Wczorajszy mecz nie dostarczył nam wielu emocji, praktycznie przez cały czas Stelmet utrzymywał wysokie prowadzenie i bez problemów pokonał Start Gdynia. Jednym z ojców tego sukcesu jest Mantas Cesnauskis, który zdobył 7 punktów i 8 asyst. Po spotkaniu rozmawialiśmy z nim na temat przebiegu meczu, jego postawy, a także następnego przeciwnika.
Mantas Cesnauskis (fot.

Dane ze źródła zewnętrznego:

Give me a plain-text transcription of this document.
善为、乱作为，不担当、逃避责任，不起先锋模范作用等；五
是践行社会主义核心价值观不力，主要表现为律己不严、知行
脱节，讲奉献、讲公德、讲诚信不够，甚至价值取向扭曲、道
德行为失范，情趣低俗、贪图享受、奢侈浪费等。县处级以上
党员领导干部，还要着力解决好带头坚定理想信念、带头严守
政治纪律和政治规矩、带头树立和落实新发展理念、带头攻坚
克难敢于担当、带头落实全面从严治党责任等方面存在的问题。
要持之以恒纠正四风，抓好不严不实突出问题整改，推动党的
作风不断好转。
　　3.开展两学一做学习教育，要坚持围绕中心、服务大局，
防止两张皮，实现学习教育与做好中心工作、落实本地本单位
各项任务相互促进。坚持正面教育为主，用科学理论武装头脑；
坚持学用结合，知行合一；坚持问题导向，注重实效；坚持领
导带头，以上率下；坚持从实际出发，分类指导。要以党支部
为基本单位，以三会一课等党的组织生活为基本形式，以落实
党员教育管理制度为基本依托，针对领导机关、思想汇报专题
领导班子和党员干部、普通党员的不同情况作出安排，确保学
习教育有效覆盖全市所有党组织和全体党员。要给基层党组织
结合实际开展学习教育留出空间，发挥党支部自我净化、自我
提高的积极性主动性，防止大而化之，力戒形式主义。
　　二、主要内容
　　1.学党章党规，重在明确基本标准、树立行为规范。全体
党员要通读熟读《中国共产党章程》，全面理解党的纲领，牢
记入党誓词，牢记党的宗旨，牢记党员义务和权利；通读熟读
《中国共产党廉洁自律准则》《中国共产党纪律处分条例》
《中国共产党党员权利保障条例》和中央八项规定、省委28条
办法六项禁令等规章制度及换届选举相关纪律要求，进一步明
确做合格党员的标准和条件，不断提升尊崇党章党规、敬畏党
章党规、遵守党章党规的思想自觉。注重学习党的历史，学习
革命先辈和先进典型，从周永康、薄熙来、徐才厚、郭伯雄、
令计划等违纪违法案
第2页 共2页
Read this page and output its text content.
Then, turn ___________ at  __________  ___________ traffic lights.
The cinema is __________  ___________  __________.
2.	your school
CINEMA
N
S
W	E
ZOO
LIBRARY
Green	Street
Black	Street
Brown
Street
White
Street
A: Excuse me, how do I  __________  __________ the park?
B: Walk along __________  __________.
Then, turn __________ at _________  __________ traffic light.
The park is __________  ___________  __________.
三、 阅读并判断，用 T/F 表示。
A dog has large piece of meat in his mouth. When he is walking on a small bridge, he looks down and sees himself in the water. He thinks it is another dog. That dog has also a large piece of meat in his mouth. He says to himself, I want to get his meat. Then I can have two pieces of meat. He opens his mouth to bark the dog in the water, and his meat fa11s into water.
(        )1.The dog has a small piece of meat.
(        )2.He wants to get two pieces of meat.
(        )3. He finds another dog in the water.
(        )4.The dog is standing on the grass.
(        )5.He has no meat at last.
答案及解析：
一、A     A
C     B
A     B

Aleksandra Krystians)
Dzisiaj pokazaliście, że jesteście silniejszym zespołem od Startu Gdyni i odnieśliście kolejne cenne zwycięstwo. Jak możesz opisać przebieg tego spotkania?
Mantas Cesnauskis: Dobrze zaczęliśmy ten mecz, tak jak powinniśmy zawsze zaczynać, czyli skoncentrowani, skuteczni w ataku i obronie. Pierwsza połowa była bardzo dobra w naszym wykonaniu, a w drugiej było troszkę gorzej. Oni rzucili nam parę punktów na kontrze i trochę nas doszli, ale jesteśmy ogólnie zadowoleni i wygraliśmy w dobrym stylu.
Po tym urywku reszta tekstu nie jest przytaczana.